Brain imaging of the adenosine A2A receptor in schizophrenia

ISRCTN ISRCTN05808181
DOI https://doi.org/10.1186/ISRCTN05808181
Secondary identifying numbers Ver 1.1 dated 04/11/2013
Submission date
03/02/2014
Registration date
10/02/2014
Last edited
15/05/2018
Recruitment status
No longer recruiting
Overall study status
Completed
Condition category
Mental and Behavioural Disorders
Prospectively registered
Protocol
Statistical analysis plan
Results
Individual participant data
Record updated in last year

Plain English summary of protocol

Background and study aims
Schizophrenia is a mental disorder affecting nearly 1% of the population. An imbalance of chemicals in the brain is thought to be the major cause of the disease. As a result, multiple factors have been associated with the disorder and evidence from post-mortem patient brains often guide research in understanding this disorder. One such protein known as the adenosine A2A receptor (A2AR) has been reported to increase up to 70%. We want to first measure whether such an increase exists in living patients and secondly we want to rule out the role of antipsychotic medication contributing to this increase. To do so we will employ a specific molecule (a radiotracer which has been previously used in human subjects) that can be labelled with a small amount of radioactivity and imaged using positron imaging tomography (PET).

Who can participate?
Men aged 20-55 years old, including both healthy volunteers and patients with a diagnosis of schizophrenia.
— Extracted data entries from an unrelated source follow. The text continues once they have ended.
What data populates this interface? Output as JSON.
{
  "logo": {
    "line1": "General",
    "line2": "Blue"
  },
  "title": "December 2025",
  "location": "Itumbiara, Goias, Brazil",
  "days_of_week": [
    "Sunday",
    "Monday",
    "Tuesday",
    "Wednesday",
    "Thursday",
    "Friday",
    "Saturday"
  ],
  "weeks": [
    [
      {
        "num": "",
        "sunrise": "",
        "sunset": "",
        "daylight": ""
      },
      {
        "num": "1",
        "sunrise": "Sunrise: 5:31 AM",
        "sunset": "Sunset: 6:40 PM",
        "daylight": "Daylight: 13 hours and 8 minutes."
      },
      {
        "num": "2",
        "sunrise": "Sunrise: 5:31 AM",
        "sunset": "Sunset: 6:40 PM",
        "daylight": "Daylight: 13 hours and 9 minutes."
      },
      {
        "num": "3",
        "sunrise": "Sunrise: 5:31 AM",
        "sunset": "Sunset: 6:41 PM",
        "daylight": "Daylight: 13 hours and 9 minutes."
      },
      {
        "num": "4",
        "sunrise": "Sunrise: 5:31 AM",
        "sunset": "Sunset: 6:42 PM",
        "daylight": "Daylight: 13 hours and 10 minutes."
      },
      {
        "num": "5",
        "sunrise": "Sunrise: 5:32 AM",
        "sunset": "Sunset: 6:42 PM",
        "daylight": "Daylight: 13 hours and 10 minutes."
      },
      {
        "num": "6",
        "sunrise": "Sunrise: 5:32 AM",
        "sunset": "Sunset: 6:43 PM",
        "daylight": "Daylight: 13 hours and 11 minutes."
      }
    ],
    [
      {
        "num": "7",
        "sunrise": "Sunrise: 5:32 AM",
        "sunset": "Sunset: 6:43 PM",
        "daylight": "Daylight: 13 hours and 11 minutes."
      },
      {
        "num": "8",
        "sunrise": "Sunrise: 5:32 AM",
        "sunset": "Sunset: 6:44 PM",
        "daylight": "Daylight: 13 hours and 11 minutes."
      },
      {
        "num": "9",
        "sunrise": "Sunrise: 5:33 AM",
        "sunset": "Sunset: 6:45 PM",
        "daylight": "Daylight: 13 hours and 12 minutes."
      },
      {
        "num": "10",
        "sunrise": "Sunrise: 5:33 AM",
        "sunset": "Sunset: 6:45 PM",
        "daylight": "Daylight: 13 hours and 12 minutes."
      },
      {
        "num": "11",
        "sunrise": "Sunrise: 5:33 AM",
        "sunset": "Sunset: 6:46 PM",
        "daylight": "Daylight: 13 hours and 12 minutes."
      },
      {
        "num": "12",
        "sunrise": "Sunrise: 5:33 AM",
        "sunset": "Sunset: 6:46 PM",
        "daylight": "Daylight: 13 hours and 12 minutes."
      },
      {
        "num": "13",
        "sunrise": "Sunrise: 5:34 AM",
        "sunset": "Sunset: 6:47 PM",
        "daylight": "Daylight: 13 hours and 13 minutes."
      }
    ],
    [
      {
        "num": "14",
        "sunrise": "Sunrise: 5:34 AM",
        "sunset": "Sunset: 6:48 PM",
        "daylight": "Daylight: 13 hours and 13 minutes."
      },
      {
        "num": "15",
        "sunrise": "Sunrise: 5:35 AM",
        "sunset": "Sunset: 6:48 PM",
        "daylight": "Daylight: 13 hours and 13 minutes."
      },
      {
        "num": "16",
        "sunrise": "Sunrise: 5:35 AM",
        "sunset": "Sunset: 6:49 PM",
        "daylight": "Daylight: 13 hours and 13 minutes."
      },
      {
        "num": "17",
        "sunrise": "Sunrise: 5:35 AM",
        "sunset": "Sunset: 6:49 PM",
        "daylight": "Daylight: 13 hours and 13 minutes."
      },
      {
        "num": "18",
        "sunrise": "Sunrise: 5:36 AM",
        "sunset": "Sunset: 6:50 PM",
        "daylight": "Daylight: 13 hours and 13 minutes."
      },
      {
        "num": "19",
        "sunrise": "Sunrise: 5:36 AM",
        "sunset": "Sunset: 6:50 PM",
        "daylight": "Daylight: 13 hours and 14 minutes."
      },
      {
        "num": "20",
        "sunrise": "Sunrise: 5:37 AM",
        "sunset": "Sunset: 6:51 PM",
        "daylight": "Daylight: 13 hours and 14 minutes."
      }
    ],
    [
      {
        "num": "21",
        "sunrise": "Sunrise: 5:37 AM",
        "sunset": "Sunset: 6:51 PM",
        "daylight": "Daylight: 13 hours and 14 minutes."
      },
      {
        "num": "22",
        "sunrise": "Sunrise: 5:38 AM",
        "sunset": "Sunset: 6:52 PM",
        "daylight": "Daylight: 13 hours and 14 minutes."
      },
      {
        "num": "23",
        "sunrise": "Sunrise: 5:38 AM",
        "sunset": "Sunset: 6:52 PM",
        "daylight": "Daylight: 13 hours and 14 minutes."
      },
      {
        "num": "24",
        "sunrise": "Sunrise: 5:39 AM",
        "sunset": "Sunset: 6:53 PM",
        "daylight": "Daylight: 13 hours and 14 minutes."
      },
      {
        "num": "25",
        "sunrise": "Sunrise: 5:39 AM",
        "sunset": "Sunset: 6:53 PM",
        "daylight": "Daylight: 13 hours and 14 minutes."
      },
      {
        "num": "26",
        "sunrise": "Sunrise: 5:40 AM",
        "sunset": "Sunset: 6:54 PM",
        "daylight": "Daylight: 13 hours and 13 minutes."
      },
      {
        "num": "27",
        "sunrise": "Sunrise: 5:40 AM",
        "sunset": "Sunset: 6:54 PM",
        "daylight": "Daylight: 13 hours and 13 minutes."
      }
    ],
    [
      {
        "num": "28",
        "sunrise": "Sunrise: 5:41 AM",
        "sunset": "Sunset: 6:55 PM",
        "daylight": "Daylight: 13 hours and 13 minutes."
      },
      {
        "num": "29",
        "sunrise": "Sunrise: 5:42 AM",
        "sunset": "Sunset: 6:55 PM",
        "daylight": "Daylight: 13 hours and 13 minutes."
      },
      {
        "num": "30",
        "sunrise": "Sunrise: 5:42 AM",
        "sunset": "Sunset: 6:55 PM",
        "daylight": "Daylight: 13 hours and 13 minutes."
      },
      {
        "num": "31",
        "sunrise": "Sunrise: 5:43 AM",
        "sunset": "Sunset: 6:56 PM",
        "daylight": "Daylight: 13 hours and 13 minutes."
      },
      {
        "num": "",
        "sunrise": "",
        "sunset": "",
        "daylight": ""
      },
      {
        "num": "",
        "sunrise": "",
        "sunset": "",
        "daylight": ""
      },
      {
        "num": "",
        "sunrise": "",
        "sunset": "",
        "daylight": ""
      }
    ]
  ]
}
What does the study involve?
The A2A receptor levels in the brain will be estimated using a PET radiotracer. Each subject will undergo a single PET and MRI scan. The MRI scan will provide brain structural information to map the radioactive tracer signal imaged by the scanner. Six un-medicated and six medicated subjects diagnosed with schizophrenia will be compared to six age-matched healthy volunteers. We have a database of 12 healthy volunteers previously examined with the PET radiotracer and if adequate age-matched healthy volunteer data sets are not available, we will recruit up to six healthy volunteers to carry out the comparison.

What are the possible benefits and risks of participating?
There are no direct benefits to volunteers participating in the study. However, information from the study will help design new therapies targeting the A2A receptor to treat schizophrenia.
Arterial/venous cannulation and blood sampling can cause local bruising and infection. The major risk due to PET scans is the risk of exposure to radiation.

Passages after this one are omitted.